In this model, ‘pi1’ and ‘pi2’ are group specific constant proportions. That means for all the observations from group 1 (size=N1) , pi1 is same and for group2, pi2 is same.

Oops. Sorry, didn’t realize they were arrays. Try rep_array(1.0, N1) ./ pi1

Since pi1 is data, you should compute log(pi1/(1-pi1)) outside Stan and pass the result as data, ditto pi2. Or do it in transformed data if you want everything in one place code-wise.

@mike-lawrence

Thank you again. But I am afraid that I still couldn’t solve this.

My data looks like this:

> data_f=function(y1,y2,x_1,x_2){
>   list(N1=length(y1),N2=length(y2),
>        K1=2,y1=y1,y2=y2,
>        x1=x_1,
>        x1h=x_2,
>        pi1=a$pi,
>        pi2=b$pi
>        
>        )
> }

You may see that pi1 and pi2 has already defined as arrays (Before creating the Stan model)

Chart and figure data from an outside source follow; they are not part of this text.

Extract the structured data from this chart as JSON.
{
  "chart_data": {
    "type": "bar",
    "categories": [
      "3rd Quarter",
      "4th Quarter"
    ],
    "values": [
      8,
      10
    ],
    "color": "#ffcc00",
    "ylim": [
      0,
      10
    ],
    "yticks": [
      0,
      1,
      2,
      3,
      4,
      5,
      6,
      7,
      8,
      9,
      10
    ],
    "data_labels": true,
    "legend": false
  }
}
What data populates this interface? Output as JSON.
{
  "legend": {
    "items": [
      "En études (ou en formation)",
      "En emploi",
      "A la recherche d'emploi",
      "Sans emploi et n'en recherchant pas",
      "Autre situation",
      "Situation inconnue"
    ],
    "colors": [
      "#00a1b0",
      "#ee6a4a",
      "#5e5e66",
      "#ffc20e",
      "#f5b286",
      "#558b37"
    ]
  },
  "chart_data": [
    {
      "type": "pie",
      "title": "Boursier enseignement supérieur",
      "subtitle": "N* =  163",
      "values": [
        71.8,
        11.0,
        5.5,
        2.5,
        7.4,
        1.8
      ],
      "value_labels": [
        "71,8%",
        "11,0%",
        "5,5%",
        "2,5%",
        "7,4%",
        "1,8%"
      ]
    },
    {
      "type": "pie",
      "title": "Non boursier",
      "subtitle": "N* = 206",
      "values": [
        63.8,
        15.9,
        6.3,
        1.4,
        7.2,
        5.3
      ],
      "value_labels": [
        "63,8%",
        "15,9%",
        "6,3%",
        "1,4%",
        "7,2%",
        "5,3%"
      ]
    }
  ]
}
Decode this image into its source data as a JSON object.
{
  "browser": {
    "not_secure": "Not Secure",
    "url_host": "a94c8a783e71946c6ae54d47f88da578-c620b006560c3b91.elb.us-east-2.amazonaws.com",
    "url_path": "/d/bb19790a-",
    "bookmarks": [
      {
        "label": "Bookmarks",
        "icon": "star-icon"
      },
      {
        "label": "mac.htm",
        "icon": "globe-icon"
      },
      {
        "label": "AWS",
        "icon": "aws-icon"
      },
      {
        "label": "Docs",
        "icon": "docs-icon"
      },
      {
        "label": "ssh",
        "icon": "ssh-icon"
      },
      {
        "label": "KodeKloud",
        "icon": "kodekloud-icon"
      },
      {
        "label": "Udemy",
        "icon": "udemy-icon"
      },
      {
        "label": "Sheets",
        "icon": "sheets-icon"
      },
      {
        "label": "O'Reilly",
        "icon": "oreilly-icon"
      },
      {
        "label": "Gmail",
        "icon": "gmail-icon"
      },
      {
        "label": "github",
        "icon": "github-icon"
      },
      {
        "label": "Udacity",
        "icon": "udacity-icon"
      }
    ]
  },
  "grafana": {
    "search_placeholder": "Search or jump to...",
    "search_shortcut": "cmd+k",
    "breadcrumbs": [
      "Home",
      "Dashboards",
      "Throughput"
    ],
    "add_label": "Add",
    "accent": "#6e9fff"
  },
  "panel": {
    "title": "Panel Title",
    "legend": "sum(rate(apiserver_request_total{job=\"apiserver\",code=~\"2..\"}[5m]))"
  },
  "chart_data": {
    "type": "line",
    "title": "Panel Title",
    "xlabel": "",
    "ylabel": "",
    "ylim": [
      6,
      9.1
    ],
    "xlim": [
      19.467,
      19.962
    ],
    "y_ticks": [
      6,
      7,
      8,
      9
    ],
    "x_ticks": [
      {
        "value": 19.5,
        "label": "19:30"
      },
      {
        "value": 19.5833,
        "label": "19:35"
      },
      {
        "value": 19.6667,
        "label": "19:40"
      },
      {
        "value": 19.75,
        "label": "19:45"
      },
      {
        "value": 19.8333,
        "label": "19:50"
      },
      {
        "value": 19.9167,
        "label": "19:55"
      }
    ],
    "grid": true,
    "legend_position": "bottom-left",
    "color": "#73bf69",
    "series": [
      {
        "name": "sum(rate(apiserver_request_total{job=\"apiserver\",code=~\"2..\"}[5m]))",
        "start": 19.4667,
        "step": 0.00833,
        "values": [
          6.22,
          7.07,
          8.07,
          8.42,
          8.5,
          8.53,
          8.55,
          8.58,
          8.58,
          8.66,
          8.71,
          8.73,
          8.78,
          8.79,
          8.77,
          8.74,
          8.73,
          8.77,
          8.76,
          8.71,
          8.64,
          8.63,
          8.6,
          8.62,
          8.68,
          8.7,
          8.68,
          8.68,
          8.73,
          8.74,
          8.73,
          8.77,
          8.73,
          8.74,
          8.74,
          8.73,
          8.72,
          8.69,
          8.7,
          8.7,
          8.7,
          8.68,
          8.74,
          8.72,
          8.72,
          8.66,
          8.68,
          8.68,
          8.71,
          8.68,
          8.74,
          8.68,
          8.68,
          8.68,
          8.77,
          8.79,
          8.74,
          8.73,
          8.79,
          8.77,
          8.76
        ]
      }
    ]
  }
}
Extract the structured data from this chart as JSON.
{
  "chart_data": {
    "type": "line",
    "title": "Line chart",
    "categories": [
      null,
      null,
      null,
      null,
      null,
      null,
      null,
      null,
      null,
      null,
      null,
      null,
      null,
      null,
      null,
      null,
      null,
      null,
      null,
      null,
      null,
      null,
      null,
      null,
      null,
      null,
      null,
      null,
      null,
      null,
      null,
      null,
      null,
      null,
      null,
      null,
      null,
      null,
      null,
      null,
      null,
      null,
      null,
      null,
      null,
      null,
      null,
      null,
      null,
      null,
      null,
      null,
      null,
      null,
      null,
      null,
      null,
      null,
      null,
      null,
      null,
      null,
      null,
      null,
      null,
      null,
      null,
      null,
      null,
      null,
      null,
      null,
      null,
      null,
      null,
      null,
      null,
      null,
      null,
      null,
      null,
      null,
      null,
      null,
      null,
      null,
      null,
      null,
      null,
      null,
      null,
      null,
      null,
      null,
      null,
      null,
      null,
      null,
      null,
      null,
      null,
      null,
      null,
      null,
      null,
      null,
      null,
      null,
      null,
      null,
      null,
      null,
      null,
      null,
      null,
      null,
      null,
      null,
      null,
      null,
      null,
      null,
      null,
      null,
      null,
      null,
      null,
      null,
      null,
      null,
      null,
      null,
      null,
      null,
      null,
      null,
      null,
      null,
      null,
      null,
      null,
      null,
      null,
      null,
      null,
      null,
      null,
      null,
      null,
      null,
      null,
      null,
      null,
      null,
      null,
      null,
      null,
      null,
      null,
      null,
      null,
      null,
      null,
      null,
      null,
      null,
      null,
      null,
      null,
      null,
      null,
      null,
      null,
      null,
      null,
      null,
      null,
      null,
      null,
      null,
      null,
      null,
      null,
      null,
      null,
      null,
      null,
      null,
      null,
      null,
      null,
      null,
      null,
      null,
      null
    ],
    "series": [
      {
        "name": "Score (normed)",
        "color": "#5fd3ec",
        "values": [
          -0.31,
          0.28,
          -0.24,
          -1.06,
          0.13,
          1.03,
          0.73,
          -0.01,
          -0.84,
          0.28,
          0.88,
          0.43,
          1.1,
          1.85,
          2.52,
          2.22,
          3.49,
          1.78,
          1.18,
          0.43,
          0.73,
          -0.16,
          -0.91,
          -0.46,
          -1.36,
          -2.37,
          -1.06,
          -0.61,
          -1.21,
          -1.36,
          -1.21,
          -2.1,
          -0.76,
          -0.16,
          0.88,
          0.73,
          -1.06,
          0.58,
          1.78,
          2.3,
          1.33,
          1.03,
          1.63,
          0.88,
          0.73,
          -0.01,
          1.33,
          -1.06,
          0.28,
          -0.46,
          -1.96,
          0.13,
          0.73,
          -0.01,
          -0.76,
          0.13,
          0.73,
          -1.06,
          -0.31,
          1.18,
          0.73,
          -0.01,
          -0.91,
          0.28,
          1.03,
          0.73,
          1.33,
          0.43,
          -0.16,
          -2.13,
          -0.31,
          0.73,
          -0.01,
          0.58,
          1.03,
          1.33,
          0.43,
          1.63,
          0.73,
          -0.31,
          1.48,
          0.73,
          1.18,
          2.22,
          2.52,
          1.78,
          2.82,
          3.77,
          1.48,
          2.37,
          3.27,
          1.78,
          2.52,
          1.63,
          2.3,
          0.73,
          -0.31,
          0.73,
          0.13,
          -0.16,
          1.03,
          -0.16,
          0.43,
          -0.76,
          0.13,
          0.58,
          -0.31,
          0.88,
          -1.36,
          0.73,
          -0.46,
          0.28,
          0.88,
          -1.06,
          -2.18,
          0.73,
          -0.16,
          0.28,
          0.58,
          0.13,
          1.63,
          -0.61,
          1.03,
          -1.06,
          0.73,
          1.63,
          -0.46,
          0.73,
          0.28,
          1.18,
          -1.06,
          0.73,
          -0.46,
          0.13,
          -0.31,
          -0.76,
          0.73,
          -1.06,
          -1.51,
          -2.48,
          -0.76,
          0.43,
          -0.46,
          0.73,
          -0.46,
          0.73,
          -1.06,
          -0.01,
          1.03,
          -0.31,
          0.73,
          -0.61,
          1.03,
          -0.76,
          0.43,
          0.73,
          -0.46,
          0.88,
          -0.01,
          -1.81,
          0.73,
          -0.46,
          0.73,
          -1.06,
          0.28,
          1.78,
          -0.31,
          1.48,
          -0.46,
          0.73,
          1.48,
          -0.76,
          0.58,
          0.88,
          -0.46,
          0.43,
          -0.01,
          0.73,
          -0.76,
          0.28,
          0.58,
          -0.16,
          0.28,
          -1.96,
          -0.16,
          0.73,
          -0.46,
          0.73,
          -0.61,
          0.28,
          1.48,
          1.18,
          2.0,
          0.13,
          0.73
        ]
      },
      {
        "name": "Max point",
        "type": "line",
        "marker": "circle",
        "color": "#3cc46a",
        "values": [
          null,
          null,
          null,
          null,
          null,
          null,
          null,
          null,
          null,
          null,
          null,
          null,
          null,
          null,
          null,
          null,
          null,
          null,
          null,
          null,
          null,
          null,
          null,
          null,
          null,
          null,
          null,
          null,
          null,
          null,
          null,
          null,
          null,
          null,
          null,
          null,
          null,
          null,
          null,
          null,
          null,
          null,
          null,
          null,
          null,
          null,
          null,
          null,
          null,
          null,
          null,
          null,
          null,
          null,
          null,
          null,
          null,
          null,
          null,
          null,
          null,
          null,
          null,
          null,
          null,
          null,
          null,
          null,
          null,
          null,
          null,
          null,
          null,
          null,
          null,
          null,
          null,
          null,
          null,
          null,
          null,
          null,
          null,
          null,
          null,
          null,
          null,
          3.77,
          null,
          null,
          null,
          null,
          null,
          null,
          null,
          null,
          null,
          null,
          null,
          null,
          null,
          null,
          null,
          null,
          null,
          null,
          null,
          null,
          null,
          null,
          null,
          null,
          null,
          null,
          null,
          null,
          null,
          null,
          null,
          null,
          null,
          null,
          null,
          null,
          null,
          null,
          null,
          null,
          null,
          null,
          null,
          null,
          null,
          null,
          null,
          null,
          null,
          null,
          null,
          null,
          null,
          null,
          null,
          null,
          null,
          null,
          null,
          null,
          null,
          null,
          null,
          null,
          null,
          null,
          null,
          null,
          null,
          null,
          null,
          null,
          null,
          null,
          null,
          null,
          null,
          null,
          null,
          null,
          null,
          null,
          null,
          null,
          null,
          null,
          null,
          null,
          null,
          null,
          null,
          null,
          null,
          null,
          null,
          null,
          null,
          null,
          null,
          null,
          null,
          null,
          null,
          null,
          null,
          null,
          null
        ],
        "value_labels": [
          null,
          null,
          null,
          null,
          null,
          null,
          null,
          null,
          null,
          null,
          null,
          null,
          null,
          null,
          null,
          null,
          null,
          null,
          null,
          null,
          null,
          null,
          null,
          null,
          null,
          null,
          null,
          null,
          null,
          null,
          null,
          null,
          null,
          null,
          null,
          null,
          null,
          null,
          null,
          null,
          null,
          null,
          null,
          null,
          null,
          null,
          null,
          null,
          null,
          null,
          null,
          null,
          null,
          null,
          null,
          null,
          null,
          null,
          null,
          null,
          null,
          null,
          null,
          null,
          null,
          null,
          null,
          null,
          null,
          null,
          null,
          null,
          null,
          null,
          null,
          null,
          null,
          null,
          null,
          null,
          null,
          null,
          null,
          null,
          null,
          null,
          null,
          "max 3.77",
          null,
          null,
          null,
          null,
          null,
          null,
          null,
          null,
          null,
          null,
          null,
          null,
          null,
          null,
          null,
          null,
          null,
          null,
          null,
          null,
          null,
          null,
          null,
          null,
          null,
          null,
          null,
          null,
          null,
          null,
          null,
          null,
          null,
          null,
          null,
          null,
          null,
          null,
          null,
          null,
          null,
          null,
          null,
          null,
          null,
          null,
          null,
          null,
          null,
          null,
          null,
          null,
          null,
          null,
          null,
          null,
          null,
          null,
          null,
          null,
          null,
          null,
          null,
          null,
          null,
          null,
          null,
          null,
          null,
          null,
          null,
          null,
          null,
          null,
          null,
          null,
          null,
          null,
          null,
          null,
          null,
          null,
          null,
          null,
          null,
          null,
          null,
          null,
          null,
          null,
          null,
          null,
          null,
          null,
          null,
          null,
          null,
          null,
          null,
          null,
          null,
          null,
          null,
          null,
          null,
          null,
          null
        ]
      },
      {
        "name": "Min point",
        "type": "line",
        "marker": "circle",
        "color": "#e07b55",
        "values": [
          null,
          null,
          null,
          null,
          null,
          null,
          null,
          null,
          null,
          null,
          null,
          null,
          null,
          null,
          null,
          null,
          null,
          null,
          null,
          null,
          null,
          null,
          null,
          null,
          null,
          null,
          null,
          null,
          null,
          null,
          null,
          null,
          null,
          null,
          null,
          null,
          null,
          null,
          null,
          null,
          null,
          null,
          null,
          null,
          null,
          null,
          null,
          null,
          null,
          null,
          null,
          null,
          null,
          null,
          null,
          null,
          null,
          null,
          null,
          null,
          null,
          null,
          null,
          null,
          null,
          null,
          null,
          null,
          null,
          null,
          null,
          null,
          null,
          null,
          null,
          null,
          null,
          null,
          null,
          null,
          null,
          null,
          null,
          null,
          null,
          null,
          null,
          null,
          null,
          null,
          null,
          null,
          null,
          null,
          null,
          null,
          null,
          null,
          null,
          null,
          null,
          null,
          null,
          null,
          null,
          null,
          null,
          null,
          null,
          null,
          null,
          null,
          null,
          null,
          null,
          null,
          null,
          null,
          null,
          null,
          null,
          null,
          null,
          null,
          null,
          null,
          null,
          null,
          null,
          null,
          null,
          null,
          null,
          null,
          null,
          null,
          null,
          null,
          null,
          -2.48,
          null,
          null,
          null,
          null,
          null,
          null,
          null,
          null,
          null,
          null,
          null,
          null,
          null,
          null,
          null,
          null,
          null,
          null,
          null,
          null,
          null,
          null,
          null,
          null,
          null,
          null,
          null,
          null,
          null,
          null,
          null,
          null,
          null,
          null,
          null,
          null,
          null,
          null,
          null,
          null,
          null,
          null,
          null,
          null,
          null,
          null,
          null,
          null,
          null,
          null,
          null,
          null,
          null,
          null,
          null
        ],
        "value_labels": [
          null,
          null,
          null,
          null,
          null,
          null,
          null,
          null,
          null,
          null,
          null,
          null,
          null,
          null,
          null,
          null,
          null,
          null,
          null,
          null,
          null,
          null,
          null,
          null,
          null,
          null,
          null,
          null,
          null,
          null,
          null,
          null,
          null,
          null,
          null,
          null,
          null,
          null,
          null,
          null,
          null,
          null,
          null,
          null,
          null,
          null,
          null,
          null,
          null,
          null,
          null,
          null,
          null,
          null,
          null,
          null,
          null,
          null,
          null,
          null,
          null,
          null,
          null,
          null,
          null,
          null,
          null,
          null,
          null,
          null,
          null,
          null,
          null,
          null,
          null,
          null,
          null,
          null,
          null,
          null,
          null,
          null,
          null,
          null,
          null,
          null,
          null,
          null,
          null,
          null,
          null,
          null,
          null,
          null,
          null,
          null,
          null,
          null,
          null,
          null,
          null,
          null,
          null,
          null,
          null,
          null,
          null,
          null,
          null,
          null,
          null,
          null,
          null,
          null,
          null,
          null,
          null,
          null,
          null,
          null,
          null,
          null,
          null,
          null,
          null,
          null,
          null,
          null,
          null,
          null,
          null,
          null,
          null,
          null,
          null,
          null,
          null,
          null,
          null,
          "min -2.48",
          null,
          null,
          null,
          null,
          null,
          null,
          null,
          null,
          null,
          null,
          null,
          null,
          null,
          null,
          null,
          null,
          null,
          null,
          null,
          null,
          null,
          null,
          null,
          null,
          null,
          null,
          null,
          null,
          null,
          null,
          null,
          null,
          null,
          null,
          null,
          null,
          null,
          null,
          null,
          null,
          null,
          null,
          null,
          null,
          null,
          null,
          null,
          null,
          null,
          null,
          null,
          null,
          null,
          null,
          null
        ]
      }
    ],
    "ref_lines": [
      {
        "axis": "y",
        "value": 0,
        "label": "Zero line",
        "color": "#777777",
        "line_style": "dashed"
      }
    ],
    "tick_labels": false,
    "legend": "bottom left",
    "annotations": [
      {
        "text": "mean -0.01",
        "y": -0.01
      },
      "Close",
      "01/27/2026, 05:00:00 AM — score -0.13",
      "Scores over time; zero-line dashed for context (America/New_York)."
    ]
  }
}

And I included the transformed parameters section:

data {
  int<lower=1> N1;
  int<lower=1> N2;
  int<lower=0,upper=1> y1[N1];
  int<lower=0,upper=1> y2[N2];
  int<lower=1> K1; 
  matrix[N1,K1] x1;
   matrix[N2,K1] x1h;
  real <lower=0,upper=1> pi1[N1];
  real <lower=0,upper=1> pi2[N2];
  
}

parameters {

  real alpha1;
  real alpha2;
  vector[K1] beta1;
   vector[K1] beta2;
  
 
}

transformed parameters{

vector[N1] log_pi1= log((rep_array(1.0,N1)./pi1)/(1.0-(rep_array(1.0,N1)./pi1)));
vector[N2] log_pi2= log((rep_array(1.0,N2)./pi2)/(1.0-(rep_array(1.0,N2)./pi2)));
}


model {
  
  vector[N1] mu1 = alpha1+ x1 * beta1;
   vector[N2] mu2 = alpha2+ x1h * beta2;
  
       //priors
  
  target +=normal_lpdf(beta1| 0,10);
  target +=normal_lpdf(beta2| 0,5);
 
  target += normal_lpdf(alpha1| 0,10);
  target += normal_lpdf(alpha2| 0,10);
  
  target += normal_lpdf(log_pi1| 0.64,0.14);
 target += normal_lpdf(log_pi2| -0.72,0.18);
 
 
  for(i in 1:N1){
  target += bernoulli_logit_lpmf(y1[i] | mu1[i]);   
  target += pi1[i];
  }
  for(i in 1:N2){
  target += bernoulli_logit_lpmf(y2[i] | mu2[i]);   
  target +=  pi2[i];
  }
  
  }

I got this error:

I am pretty sure this error is due to some variable type issue of pi1 and pi2 like you are trying to help. But I couldn’t figure it out yet.

@mike-lawrence , I will think about this and see what I did wrong. Is it possible to answer to my second question ?

i,e, in the model I used “target += pi2[i]; and target += pi1[i];” to include pi1 and pi2 in the likelihood. Is it correct or do I need to include it as “target += log(pi2)[i] and target += log(pi1)[i]” as Stan calculates the log posterior distribution?

Thank you for your help.

Actually, wait a second. I didn’t look at your model carefully until now. What role is the data variable pi1 and pi2 intended to play in the model? Just as normalization constants? Do you know that you need these? (I.e. for LOO maybe?)

If you don’t explicitly know you need normalization constants, don’t bother with them; MCMC is fine without them.

@mike-lawrence The pi1 and pi2 values are proportion of group status. There are two groups with N people. The likelihood function p(y,c|x) of N people (Please have a a look again if possible, there was a typo before) can be factored in to two parts (with N1 and N2). The response variable y depends on the group status.